🤖 AI Summary
Medical image segmentation is labor-intensive, error-prone, and requires specialized expertise. To address these challenges, this paper introduces SAMIRA—the first user-centered, interactive segmentation framework integrating virtual reality (VR) with radiology-oriented AI foundation models (e.g., MedSAM). SAMIRA innovatively employs VR-based voice-driven 3D localization and true-scale volumetric visualization to establish a human-in-the-loop workflow.
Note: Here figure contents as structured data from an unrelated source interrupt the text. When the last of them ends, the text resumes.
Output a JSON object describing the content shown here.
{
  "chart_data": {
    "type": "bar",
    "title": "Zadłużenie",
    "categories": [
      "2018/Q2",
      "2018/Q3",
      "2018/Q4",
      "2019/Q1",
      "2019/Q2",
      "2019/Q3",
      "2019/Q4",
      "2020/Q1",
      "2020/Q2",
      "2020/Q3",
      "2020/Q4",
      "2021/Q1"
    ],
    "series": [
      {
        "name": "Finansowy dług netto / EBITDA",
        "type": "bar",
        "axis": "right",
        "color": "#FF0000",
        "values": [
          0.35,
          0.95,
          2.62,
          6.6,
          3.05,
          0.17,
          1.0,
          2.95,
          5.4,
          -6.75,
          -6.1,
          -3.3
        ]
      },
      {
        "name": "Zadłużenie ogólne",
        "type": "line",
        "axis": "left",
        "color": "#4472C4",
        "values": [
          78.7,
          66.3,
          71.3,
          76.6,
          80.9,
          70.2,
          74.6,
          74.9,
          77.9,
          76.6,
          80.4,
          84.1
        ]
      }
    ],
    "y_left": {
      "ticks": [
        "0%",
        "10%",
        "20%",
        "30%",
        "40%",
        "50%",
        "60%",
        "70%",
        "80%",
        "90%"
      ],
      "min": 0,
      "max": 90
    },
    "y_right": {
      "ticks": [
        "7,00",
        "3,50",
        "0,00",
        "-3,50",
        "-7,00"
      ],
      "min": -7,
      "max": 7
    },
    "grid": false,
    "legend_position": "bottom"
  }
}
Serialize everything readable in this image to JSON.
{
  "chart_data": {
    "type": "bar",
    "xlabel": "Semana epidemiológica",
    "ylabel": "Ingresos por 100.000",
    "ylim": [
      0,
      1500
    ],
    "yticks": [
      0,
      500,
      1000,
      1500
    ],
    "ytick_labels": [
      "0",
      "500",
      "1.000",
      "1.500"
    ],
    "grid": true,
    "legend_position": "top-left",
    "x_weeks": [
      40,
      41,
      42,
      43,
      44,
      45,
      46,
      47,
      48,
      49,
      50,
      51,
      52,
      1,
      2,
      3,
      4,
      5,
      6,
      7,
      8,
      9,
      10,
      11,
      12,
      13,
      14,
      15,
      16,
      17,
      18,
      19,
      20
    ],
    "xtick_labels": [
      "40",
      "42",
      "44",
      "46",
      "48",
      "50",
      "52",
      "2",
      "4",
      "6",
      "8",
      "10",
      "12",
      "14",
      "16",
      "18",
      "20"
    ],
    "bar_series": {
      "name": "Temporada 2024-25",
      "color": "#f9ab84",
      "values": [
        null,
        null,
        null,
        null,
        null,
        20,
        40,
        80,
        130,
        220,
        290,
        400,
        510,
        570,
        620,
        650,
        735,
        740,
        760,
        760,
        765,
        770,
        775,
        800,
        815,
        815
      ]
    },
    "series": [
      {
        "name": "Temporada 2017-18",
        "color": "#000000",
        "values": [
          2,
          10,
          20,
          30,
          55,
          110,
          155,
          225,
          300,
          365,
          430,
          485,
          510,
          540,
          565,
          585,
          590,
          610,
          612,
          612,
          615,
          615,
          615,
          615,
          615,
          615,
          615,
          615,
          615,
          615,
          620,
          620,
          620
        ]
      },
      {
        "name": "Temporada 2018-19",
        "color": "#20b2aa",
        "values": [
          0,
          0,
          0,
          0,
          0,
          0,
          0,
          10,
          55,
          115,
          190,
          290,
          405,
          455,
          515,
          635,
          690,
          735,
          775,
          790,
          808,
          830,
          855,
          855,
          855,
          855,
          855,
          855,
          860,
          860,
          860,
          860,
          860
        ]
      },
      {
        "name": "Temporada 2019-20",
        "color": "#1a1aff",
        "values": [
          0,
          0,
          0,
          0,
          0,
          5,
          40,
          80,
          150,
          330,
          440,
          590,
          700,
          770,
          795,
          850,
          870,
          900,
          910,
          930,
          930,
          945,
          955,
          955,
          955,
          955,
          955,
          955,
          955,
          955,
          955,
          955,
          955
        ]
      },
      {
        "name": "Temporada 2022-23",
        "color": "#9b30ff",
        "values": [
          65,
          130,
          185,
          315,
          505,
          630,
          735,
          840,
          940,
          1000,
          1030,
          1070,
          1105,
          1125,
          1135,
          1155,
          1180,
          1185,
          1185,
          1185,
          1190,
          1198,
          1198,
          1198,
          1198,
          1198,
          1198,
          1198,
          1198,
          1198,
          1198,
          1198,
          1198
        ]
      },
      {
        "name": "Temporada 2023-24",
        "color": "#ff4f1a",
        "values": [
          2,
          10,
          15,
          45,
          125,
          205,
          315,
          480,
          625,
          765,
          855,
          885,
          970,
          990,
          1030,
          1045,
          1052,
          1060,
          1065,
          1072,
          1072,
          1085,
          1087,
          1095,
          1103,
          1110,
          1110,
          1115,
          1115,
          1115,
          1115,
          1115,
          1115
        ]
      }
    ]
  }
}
It proposes a clinically grounded VR voice interaction paradigm and a multimodal input comparison framework—evaluating eye gaze, head pose, and controller inputs under near-field/far-field attention switching. Furthermore, it implements a hybrid segmentation mechanism jointly driven by point-based prompt fine-tuning and semantic understanding. A user study demonstrates high usability (SUS = 90.0 ± 9.0) and low cognitive load, validating SAMIRA’s significant value in clinical guidance, AI-human collaboration, and radiological technician training.
📝 Abstract
Crucial in disease analysis and surgical planning, manual segmentation of volumetric medical scans (e.g. MRI, CT) is laborious, error-prone, and challenging to master, while fully automatic algorithms can benefit from user-feedback. Therefore, with the complementary power of the latest radiological AI foundation models and virtual reality (VR)'s intuitive data interaction, we propose SAMIRA, a novel conversational AI agent that assists users with localizing, segmenting, and visualizing 3D medical concepts in VR. Through speech-based interaction, the agent helps users understand radiological features, locate clinical targets, and generate segmentation masks that can be refined with just a few point prompts. The system also supports true-to-scale 3D visualization of segmented pathology to enhance patient-specific anatomical understanding. Furthermore, to determine the optimal interaction paradigm under near-far attention-switching for refining segmentation masks in an immersive, human-in-the-loop workflow, we compare VR controller pointing, head pointing, and eye tracking as input modes. With a user study, evaluations demonstrated a high usability score (SUS=90.0 $pm$ 9.0), low overall task load, as well as strong support for the proposed VR system's guidance, training potential, and integration of AI in radiological segmentation tasks.